Kalau ada yang berbicara tentang keindahan
idhul adha, maka yang terbayang dalam benak saya cukup sederhana, adalah
enaknya sate kambing dan rendang daging sapi. Aroma kemeriahan idhul adha dalam
konteks masyarakat, mulai terasa ketika ada upacara haji. Orang desa yang akan
berangkat haji, seolah wajib hukumnya untuk terlebih dulu mengadakan “upacara”
pra keberangkatan menuju negeri Arab di timur tengah sana. Maka tidak heran,
jika idhul adha, kadang-kadang juga akrab dinamakan oleh masyarakat sebagai
lebaran haji.
Pada tahun 2019 kali ini, cukup terdapat
kesamaan dari perayaan idhul adha pada tahun sebelumnya, ialah ucapan-ucapan
yang membludak dari akun media sosial, baik itu yang bersifat pribadi maupun
milik bersama. “Selamat hari raya idhul adha....bla bla bla...”, kira-kira
begitu ucapan secara umum. Hal tersebut sangat positif, mengingat teori
sentimen masyarakat milik salah seorang sosiolog kenamaan, Emile Durkheim,
selalu compatible dari zaman ke zaman. Orang akan ikut merasakan kemeriahan
idhul adha, tanpa harus datang ke masjid-masjid, mushola-mushola untuk terlibat
paduan suara takbir.
Zaman
digital yang sudah merasuk dalam sanubari masyarakat kita, sejak sekitar 10
tahunan memberikan angin segar dan warna yang berkilau bagi keberagamaan
ditengah keberagaman. Orang bisa mengekspresikan keberagamaannya, tanpa
dihalangi oleh hirarki struktur masyarakat, juga tanpa tersendat oleh
feodalistik yang terselubung. Tingkat pendidikan dan keahlian seseorang, tidak
lagi mengalau laju ekpresi-ekspresi keberagamaan. Orang bisa “sewudele dewek”

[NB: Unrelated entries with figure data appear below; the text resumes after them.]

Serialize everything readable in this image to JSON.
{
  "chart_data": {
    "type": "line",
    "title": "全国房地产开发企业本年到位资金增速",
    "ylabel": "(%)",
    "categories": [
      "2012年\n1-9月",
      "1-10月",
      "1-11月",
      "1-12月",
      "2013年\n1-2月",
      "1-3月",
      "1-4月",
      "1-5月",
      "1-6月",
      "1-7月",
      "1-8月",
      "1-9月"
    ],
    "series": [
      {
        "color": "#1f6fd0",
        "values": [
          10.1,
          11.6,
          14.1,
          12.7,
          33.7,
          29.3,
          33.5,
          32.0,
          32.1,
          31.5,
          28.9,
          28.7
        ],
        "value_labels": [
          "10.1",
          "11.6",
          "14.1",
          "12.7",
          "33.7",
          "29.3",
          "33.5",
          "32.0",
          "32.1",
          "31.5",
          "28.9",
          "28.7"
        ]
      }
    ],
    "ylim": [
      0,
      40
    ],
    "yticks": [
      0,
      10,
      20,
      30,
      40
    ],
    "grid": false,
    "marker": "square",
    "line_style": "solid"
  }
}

selfie, dalam rangka membagikan aktifitas keberagamaannya, misalnya saat usai
sholat id.
“Jejak Ibrahim”, merupakan penggambaran yang
eksis dan esensi, dari pada idhul adha ini. Dimana sudah kita ketahui bersama,
bahwa Nabi Ibrahim AS diperintahkan untuk menyembelih anaknya, yang kelak
menjadi Nabi pula, yaitu Ismail. Kita bisa membayangkan, bagaimana gejolak
psikis Nabi Ibrahim AS, ketika mendapatkan perintah Alloh SWT tersebut. Takut,
cemas, sampai stress, tentu akan menimpa manusia biasa pada umumnya, begitu
juga yang menimpa Nabi Ibrahim AS. Namun, karena ini merupakan perintah Tuhan
yang maha besar, maka mau tidak mau harus dilakukan.
Ada yang unik dari mekanisme yang
diekspresikan Nabi Ibrahim AS, saat sebelum melaksanakan perintah Alloh
tersebut. Nabi Ibrahim AS, melakukan dialog terlebih dahulu bersama Ismail
anaknya. “wahai anakku, aku mendapatkan perintah untuk menyembelihmu, bagaimana
menurutmu”, kata Nabi Ibrahim AS. “kalau memang itu adalah perintah Alloh, maka
laksanakan saja wahai ayahku, semoga kita termasuk orang-orang yang sabar”,
kata Ismail. Sungguh itu merupakan dialog yang sangat “mengerikan”.
Bayangkan saja, Nabi Ibrahim AS yang sudah
lama menanti-nantikan seorang anak, bahkan sampai menikah dua kali, harus
mendapatkan perintah yang amat berat. Tak terbayangkan pula, seorang Ismail
rela menyediakan lehernya untuk diiris menggunakan pisau tajam oleh ayahnya
sendiri. Ini adalah pertunjukkan akrobatik yang dramatis, antara seorang ayah
dan anak, yang semata-mata menjalankan perintah Alloh SWT.
Namun kita semua sudah tahu, pada akhirnya
Ismail yang semula akan disembelih oleh Nabi Ibrahim AS, dirubah oleh Alloh
menjadi seekor kambing. Hal tersebut lah, yang kemudian menjadi syariat Islam.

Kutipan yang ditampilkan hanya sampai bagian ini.